We took the bait, and the Russians caught us hook, line, and sinker. Americans as a whole now view our political process, our media, and our very democracy with more skepticism and cynicism. 

And the President’s efforts to cast doubt on our investigations and his utter lack of interest in learning how to prevent a future similar attack on our nation’s democratic institutions make it all the more difficult to take the steps we need to take.

But I remain determined to do all I can to learn the full truth of what we’ve done right and wrong, and to create policies that will prepare us for the threats that lie ahead. 

We all have a critical role to play in defending our country.

Not only the federal government, the military, and our national security agencies, but also private sector companies and even individuals.

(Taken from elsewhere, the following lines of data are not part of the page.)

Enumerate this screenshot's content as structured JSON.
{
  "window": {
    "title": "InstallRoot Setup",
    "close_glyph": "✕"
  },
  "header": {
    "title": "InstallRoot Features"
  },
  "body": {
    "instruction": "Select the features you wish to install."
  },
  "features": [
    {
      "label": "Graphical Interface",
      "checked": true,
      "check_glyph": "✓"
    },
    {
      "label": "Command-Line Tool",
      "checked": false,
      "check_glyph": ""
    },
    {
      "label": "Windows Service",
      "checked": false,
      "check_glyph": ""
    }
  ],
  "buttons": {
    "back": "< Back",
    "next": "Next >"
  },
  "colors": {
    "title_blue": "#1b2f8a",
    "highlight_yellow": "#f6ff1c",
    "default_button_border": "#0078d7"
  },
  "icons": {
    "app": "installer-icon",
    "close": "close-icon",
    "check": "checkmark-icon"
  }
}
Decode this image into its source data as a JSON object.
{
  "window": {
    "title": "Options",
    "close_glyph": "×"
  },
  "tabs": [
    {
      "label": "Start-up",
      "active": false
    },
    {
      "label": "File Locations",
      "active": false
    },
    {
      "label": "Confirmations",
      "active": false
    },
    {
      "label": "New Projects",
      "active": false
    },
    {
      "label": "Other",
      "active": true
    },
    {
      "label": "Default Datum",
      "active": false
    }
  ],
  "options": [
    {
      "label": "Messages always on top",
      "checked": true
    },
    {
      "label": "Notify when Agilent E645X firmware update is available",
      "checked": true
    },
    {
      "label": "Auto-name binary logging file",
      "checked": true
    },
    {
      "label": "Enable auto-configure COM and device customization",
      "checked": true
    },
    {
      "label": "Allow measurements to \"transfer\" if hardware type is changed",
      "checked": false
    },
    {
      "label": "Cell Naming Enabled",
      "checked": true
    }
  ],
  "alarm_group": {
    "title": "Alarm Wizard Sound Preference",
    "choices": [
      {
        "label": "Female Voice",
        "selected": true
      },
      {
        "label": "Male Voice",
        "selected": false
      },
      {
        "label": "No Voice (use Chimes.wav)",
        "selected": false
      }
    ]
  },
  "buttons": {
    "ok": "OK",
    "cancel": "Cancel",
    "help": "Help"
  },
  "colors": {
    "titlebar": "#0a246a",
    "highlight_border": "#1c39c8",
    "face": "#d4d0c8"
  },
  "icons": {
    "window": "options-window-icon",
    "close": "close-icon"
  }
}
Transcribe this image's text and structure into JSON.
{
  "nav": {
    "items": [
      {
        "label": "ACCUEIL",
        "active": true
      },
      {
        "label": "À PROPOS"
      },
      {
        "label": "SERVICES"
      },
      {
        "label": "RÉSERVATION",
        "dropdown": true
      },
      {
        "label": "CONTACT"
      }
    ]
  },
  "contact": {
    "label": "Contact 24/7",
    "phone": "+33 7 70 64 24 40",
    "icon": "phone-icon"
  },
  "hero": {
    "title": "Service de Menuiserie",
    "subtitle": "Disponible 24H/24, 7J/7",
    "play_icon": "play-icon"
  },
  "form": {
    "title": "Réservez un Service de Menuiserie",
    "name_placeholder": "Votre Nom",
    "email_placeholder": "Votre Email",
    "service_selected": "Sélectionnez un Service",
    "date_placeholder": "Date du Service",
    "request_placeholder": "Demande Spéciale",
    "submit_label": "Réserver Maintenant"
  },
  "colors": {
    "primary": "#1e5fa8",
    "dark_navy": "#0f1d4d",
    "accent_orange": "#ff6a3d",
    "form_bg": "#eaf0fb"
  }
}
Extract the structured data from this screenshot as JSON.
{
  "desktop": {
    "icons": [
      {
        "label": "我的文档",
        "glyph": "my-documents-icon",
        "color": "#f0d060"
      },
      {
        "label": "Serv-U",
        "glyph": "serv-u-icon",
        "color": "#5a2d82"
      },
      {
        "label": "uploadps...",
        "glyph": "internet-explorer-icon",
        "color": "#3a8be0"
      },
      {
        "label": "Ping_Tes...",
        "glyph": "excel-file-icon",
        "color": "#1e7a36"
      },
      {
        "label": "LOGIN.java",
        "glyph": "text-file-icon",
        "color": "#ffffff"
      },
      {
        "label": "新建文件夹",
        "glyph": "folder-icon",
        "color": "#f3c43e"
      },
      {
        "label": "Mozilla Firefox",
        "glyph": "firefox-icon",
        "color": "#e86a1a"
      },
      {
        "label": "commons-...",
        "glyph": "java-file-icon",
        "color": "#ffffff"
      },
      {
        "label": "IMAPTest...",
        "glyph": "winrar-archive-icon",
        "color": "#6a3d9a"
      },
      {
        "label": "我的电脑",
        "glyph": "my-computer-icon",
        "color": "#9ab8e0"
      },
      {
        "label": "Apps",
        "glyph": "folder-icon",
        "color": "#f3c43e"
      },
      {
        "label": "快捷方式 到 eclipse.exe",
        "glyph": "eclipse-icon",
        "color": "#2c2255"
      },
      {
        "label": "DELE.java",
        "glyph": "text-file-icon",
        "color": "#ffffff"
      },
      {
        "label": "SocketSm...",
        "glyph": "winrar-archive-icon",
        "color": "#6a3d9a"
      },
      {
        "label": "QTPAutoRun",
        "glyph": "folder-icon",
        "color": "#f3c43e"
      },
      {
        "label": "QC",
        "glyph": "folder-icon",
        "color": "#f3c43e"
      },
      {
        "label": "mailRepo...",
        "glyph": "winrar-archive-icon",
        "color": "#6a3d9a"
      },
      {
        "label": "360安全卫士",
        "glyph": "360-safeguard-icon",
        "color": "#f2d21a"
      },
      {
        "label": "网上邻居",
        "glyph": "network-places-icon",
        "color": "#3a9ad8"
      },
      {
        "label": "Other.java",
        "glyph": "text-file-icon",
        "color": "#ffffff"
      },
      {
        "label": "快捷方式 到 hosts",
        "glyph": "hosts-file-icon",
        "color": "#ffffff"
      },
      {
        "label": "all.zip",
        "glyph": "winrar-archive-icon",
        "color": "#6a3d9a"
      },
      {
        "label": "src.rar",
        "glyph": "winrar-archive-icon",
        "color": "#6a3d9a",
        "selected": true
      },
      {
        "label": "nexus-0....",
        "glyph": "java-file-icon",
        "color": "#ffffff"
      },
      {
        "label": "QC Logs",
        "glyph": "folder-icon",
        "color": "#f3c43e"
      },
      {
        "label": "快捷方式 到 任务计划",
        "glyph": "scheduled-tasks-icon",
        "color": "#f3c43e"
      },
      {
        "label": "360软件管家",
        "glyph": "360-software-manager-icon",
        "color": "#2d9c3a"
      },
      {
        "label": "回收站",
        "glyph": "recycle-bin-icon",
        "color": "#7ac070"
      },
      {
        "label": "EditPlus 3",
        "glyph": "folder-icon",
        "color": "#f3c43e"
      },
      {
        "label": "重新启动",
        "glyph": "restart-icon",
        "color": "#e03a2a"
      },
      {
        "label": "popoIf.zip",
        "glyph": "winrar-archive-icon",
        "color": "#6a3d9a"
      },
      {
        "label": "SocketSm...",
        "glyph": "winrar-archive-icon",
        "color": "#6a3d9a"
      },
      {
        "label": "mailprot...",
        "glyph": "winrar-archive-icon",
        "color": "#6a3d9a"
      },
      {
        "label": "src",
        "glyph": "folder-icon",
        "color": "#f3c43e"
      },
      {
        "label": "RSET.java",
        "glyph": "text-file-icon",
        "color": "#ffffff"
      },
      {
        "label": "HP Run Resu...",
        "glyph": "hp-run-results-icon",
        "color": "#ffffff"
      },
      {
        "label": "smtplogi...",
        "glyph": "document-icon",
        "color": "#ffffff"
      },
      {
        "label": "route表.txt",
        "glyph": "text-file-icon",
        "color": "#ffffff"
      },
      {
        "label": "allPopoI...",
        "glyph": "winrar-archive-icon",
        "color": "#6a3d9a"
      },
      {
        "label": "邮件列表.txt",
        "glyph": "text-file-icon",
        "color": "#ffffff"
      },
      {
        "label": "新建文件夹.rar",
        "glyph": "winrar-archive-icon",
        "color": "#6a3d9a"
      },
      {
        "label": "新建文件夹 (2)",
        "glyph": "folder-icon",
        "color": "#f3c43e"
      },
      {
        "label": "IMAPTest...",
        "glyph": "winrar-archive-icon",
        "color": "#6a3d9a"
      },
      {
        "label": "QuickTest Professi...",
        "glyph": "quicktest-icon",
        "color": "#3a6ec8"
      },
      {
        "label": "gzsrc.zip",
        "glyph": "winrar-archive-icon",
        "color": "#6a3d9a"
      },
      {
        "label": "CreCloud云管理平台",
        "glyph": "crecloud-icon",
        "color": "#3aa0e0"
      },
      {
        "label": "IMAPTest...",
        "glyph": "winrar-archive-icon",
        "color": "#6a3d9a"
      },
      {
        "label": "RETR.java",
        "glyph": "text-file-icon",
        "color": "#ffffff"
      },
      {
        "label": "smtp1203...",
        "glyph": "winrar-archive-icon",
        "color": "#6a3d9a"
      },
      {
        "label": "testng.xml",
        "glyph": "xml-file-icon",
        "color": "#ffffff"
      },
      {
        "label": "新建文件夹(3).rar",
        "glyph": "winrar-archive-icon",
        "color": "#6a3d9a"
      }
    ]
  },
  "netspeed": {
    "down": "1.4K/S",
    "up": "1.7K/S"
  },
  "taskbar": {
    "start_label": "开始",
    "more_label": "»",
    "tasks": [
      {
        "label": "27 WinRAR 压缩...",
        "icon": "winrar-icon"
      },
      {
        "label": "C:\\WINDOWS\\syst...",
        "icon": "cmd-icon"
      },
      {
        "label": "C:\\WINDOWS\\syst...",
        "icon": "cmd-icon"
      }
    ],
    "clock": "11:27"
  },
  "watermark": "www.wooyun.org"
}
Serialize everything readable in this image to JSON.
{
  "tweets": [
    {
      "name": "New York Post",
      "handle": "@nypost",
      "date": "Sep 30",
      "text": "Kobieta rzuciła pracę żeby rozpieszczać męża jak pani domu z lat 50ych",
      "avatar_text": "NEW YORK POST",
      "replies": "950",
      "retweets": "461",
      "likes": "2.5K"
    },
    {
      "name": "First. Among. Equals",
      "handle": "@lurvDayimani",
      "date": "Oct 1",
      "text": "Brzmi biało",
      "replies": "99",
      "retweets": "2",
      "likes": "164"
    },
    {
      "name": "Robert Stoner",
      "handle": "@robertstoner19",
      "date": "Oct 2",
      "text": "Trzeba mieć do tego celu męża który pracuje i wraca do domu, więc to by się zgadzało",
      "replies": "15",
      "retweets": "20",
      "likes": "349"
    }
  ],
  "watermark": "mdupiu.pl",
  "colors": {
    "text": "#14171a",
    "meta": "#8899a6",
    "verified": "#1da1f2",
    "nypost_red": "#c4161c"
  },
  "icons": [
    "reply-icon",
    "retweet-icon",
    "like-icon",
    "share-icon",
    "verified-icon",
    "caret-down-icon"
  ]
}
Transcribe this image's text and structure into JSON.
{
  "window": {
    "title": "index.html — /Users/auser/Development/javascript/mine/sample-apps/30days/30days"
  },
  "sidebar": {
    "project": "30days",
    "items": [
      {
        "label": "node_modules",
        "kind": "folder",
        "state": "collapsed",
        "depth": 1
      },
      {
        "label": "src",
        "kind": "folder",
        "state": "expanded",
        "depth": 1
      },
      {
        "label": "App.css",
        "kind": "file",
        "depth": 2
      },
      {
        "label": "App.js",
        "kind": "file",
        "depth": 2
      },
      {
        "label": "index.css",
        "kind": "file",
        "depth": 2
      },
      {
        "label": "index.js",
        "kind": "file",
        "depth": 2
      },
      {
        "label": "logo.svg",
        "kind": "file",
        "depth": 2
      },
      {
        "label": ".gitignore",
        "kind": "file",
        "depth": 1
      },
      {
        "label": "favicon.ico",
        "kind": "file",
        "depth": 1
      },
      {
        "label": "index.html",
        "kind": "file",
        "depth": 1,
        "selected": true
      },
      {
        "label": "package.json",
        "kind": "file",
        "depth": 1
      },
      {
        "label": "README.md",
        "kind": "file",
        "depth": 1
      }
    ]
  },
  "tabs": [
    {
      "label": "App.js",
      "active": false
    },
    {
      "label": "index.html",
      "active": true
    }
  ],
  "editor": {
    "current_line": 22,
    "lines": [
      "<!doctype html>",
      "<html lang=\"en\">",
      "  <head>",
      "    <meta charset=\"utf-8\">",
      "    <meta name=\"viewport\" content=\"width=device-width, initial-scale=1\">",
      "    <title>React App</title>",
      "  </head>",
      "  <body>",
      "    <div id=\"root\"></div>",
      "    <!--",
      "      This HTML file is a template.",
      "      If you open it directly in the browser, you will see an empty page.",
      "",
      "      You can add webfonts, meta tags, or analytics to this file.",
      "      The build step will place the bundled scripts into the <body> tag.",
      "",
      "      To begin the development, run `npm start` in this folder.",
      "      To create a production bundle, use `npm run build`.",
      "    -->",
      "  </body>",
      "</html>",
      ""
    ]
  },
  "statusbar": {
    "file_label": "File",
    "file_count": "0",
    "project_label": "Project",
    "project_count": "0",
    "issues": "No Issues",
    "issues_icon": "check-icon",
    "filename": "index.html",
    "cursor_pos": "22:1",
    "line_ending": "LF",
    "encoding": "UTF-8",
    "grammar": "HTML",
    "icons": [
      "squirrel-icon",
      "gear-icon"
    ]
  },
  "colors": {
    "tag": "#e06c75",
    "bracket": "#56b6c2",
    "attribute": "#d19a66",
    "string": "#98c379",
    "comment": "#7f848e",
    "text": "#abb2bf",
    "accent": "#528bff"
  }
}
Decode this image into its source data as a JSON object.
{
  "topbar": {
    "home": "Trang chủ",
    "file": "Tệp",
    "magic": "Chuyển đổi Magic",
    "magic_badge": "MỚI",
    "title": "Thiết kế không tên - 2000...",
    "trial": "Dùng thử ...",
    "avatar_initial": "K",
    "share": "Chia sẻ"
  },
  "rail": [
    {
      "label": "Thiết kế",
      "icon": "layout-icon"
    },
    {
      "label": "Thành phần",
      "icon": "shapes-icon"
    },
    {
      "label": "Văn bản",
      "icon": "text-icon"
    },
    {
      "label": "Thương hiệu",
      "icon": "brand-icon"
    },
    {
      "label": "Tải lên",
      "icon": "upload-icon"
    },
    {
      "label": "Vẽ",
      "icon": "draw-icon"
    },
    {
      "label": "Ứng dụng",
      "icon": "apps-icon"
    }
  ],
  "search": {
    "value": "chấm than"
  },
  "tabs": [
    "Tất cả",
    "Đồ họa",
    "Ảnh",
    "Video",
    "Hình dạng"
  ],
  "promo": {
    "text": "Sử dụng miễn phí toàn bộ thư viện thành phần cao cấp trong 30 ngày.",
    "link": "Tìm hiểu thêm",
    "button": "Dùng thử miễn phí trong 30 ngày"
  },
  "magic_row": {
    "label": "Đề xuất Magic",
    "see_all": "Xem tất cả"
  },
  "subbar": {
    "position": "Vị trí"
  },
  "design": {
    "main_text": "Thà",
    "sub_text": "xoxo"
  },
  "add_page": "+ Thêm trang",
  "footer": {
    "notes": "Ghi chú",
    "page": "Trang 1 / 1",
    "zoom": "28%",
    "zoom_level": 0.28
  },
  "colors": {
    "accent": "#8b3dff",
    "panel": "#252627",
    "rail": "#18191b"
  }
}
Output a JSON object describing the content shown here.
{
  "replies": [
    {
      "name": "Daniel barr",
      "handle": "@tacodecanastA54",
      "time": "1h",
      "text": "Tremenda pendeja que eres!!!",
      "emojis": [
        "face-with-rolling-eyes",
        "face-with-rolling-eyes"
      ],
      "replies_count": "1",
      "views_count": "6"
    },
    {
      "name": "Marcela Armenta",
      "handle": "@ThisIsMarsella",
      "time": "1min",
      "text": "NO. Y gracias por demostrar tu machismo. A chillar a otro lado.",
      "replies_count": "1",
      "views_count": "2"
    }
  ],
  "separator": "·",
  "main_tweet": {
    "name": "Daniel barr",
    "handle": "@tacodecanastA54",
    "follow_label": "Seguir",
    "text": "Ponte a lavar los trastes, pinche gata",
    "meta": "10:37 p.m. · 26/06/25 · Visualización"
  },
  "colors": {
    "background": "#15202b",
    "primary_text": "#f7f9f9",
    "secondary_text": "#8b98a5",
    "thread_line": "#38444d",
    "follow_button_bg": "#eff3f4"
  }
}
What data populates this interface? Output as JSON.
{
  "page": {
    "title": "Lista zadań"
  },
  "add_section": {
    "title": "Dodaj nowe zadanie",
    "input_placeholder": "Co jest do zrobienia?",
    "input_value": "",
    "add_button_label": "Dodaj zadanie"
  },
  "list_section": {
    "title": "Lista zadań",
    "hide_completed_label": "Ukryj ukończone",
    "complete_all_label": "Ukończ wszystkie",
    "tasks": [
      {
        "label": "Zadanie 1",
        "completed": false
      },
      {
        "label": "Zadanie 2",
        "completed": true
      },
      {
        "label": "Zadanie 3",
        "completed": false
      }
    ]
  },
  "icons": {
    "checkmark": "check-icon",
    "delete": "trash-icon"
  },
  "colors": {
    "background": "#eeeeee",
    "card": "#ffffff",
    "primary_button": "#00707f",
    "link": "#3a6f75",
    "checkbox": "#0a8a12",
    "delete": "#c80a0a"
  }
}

We need to educate and train the next generation of cybersecurity professionals and cyber warriors who will keep our institutions and networks safe.

We must teach all Americans how to be diligent in protecting their private and personal information.

And most importantly we need to educate the public about the landscape we now live in, so they can learn to critically evaluate the information they read online and work alongside all of us to protect the integrity of our American institutions in the digital era.

Thank you once again for all that each of you are doing to take on this complex and difficult but vitally important effort.